The C-C motif chemokine ligand 2 (CCL2) is a member of the small inducible gene (SIG) family. CC-chemokines are characterized by two adjacent cysteine residues close to the amino terminus of the molecule. They are involved in the recruitment of lymphocytes and monocytes and control migration of these cells to sites of cell injury and cellular immune reactions [32]. CCL2 is produced by different cell types in response to microbial stimuli [33]. The polymorphisms studied in the present population could have effect on each other so it becomes important to study the haplotypic analysis of the polymorphism. In the present study, AG haplotype was found to be the most predominant haplotype in both PTB cases and healthy controls. Interestingly, on haplotype analysis, AC haplotype was found to be the susceptible haplotype for tuberculosis (Table 3). The two polymorphism (-2518 A>G and -362 G>C) were in linkage disequilibrium having strong D between them. Thye et al. [11] have shown through interaction analysis that the CCL2-362 G>C variant exclusively explains the observed association with resistance to TB whereas the CCL2 -2518 A>G variant was not independent of -362 G>C. These observations suggest that this haplotype blocks consisting of these two polymorphisms which shows that a strong LD between them has been jointly inherited in the present population to exert certain effect in the development of tuberculosis in the prevailing environmental factors. Intemann et al. [34] have reported that haplotype comprising -2581G/-362C/int1del 554-567 has stronger protection than the -362 G>C variant alone. These haplotype variants result in decreased CCL2 expression and decreased risk of TB. Ganachari et al. [12] have reported that the haplotype consisting of CCL2-2518 GG along with MMP-1607 GG increases the risk of developing TB -3.5-fold in Mexican and 3.9-fold in Peruvian populations. As AC haplotype of CCL2-2518 A>G and -362 G> C was observed to be a susceptible haplotype for M. tuberculosis infection in this region, polymorphisms in these regulatory regions may be functioning in a complex manner influencing the immune function and disease susceptibility. To understand this complex interaction of the polymorphism in the present population, an in-depth immunological analysis is needed further.

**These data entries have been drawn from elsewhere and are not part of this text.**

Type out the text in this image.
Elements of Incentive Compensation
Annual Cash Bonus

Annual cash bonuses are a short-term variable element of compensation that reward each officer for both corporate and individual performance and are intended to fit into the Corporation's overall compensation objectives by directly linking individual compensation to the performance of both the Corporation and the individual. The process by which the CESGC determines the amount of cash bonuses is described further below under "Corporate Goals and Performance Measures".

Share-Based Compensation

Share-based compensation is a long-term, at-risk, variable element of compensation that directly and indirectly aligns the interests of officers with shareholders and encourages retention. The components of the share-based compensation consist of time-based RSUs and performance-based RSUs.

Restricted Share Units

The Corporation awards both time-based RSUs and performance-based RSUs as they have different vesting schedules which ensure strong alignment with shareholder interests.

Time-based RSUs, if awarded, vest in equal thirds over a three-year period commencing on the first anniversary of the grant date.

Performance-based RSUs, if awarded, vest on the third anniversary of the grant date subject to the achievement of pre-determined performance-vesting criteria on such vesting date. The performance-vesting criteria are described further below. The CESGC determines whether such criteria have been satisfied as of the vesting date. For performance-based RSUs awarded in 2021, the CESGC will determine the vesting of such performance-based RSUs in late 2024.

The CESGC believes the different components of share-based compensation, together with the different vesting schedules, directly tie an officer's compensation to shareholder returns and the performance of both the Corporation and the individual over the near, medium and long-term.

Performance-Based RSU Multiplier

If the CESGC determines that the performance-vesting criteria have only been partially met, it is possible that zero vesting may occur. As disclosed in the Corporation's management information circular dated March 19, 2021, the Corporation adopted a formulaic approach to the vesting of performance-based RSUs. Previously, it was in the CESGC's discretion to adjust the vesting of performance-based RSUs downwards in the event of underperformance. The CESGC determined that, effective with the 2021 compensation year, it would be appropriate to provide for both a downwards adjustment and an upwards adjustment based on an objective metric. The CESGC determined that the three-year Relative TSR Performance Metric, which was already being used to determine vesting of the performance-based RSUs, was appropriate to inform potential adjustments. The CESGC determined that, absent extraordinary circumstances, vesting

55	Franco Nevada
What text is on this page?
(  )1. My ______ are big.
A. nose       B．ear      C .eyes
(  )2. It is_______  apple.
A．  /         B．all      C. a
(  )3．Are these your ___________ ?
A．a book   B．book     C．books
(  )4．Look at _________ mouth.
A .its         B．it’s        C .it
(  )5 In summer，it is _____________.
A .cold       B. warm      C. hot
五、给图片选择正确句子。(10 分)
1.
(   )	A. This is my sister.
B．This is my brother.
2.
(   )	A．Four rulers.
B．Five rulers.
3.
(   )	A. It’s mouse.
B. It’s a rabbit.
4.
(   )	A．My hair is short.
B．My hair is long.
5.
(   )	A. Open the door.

The study has its own limitation such as having a comparatively smaller data set. The functional relevance of these polymorphisms with respect to immune responses to tuberculosis could be addressed in a classified manner.

5. Conclusion

This study reported a significant association of the CCL2-2518 GG and -362 CC genotype with tuberculosis. Heterozygous CCL2-2518AG and -362GC were noted to be associated with resistance against PTB. The biallelic AC haplotype (CCL2-2518 A>G and -362 G>C) was noted to be a susceptible haplotype for pulmonary tuberculosis. The serum cytokine analysis suggested a complex regulatory mechanism among CCL2/MCP-1, IL-12p70, and IFN-γ concentration. CCL2 showed a positive correlation with IL-12, IFN-γ, and TNF-α, and a normal CCL2 level is essential for normal Th1 response. -2518G allele produces less CCL2 compared to A allele which leads to improper Th1 response and makes a host susceptible for tuberculosis.

In the present study, we have tried to unwind the function of the gene in the promoter region of the CCL2 gene but an in-depth study is warranted to further understand the complex interaction of the polymorphisms in the regulatory region of CCL2.

Data Availability

The demographic, genotypic, haplotypic, and serological data used to support the findings of this study are included within the article itself in the form of tables and figures.

Conflicts of Interest

The authors declare that there is no conflict of interest.

Acknowledgments

We thank all the participants for their willingness to participate in this study. We thank Mr. M.M. Alam, Mr. M S Tomar, Mr. Rajesh Rathore, and Mr. R Rawat for providing technical help. Senior Research Fellowship of Sanjay K. Biswas was funded by the Indian Council of Medical Research (ICMR), Grant no. 45/13/2010/CMB/BMS.